I’ve been nasty. Ive amended the above  100 words to reflect what most people  want Crossfit to be: Below is the often ignored  true  100 words .

“Eat meat and vegetables, nuts and seeds, some fruit, little starch and no sugar. Keep intake to levels that will support exercise but not body fat. Practice and train major lifts: Deadlift, clean, squat, presses, C&J, and snatch. Similarly, master the basics of gymnastics: pull-ups, dips, rope climb, push-ups, sit-ups, presses to handstand, pirouettes, flips, splits, and holds. Bike, run, swim, row, etc, hard and fast. Five or six days per week mix these elements in as many combinations and patterns as creativity will allow. Routine is the enemy. Keep workouts short and intense. Regularly learn and play new sports. 
~Greg Glassman

 

So here is the Crossfit  message: Whatever effort you put into your snatch, you must put into your flip. The deadlift must be trained as much as your pirouette.

I know its very common  and attractive  to proclaim that  the “snatch is king”, or the secret is “Deadlifting” or simply having a big back squat will get you through. These are important moves and its fantastic that we both train and practise them as the 100 words always told us to do. My apologies if anyone  thought “Outlaw” had produced a novel training approach. They simply read Greg Glassman.

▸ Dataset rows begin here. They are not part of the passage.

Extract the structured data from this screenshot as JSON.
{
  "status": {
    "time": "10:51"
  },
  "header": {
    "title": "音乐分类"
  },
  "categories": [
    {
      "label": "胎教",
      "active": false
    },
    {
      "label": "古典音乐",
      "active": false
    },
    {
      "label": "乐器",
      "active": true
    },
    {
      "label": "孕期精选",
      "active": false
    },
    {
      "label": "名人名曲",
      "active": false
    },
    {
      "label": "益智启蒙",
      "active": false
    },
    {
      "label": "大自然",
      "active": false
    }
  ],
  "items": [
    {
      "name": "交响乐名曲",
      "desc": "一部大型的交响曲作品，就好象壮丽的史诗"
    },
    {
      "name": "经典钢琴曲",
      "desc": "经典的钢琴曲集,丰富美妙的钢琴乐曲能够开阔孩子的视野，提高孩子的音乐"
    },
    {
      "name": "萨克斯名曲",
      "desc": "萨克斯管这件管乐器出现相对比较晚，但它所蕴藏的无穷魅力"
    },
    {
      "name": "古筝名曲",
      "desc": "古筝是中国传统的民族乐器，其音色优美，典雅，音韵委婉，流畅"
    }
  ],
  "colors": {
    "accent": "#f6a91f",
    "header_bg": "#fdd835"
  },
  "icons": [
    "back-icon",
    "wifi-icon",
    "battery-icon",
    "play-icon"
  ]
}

Long term we need more gymnastics in our classes. This is  part of my long term mission: learn it, learn how to teach it, teach it, then teach others how to teach it. This formula has worked so far.

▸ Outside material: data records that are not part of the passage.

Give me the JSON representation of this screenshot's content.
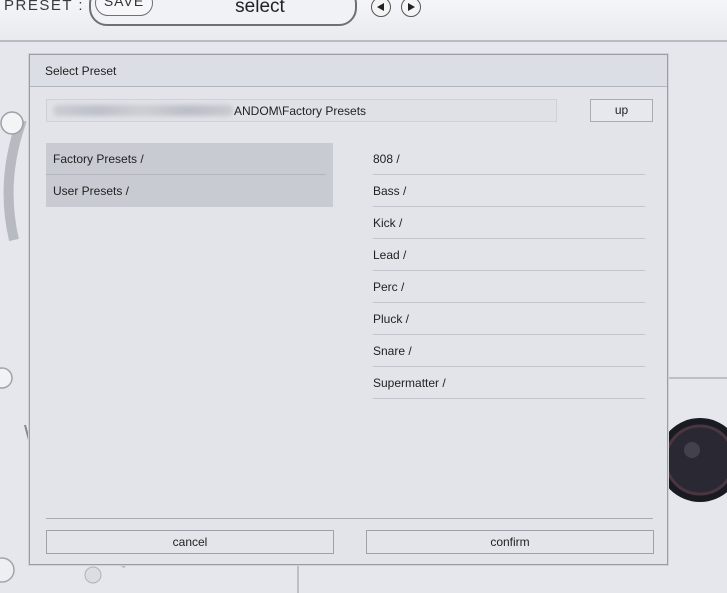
{
  "header": {
    "preset_label": "PRESET :",
    "save_label": "SAVE",
    "preset_name": "select",
    "prev_icon": "arrow-left-icon",
    "next_icon": "arrow-right-icon"
  },
  "dialog": {
    "title": "Select Preset",
    "path_visible_text": "ANDOM\\Factory Presets",
    "up_label": "up",
    "left_items": [
      {
        "label": "Factory Presets /"
      },
      {
        "label": "User Presets /"
      }
    ],
    "right_items": [
      {
        "label": "808 /"
      },
      {
        "label": "Bass /"
      },
      {
        "label": "Kick /"
      },
      {
        "label": "Lead /"
      },
      {
        "label": "Perc /"
      },
      {
        "label": "Pluck /"
      },
      {
        "label": "Snare /"
      },
      {
        "label": "Supermatter /"
      }
    ],
    "cancel_label": "cancel",
    "confirm_label": "confirm"
  },
  "colors": {
    "background": "#e6e7ec",
    "dialog_bg": "#e2e4ea",
    "selected_list_bg": "#c9cbd2",
    "text": "#222222"
  }
}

The problem with Gymnastics is that its easy to mistake  hot air, hanging around in gyms,  feeling sorry for yourself and  cruising the internet,  as practice. Many people give up  on gymnastics  as the skills seem too hard. The reality is that most people only spend about  2 to 3 minutes on  a skill before  throwing in the gym towel.

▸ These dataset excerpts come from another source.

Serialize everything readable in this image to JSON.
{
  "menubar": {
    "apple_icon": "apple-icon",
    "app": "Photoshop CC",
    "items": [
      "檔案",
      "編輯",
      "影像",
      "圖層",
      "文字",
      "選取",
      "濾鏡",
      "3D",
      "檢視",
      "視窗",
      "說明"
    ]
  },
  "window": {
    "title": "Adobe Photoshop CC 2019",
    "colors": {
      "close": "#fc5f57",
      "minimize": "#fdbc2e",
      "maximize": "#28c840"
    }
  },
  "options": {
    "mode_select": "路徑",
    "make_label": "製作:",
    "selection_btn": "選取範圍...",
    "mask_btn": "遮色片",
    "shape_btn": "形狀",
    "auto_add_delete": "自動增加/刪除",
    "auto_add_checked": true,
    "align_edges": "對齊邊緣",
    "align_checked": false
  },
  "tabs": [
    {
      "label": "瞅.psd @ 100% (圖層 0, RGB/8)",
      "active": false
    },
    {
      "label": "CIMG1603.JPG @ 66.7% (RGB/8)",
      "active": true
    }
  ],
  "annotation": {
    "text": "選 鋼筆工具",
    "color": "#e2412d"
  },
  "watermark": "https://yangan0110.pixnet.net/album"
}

We need to deal with this crushing blow  to the ego, before we push more gymnastics onto our poor crossfitters.

A gymnastics lesson doesn’t focus on one skill: it focuses on many skills, or certainly the foundational skills that  underpin most  obvious gymnastic skills.

To be very specific, most clients will attempt 5  (4 -8) handstands in most sessions.  Maybe each attempt takes 10 seconds ( Oh, who cares… call it 20 seconds) Even being generous that amounts to  less than 2 minutes practice of  handstand skill. Of course the dish work is a handstand prep drill,  blah, blah, but the hanging around before class starts,  moaning about how band your handtand is, loosing yourself in internet articles about handstand mechanics, is not practicing. If you went to one gymnastic class this week, you practised the handstand for maybe 2 minutres ( you also, rolled and  jumped etc, but  at 2 minutes a time: it takes a while)

So I thought Id invent the Stemler Grid  for those times I get demotivated.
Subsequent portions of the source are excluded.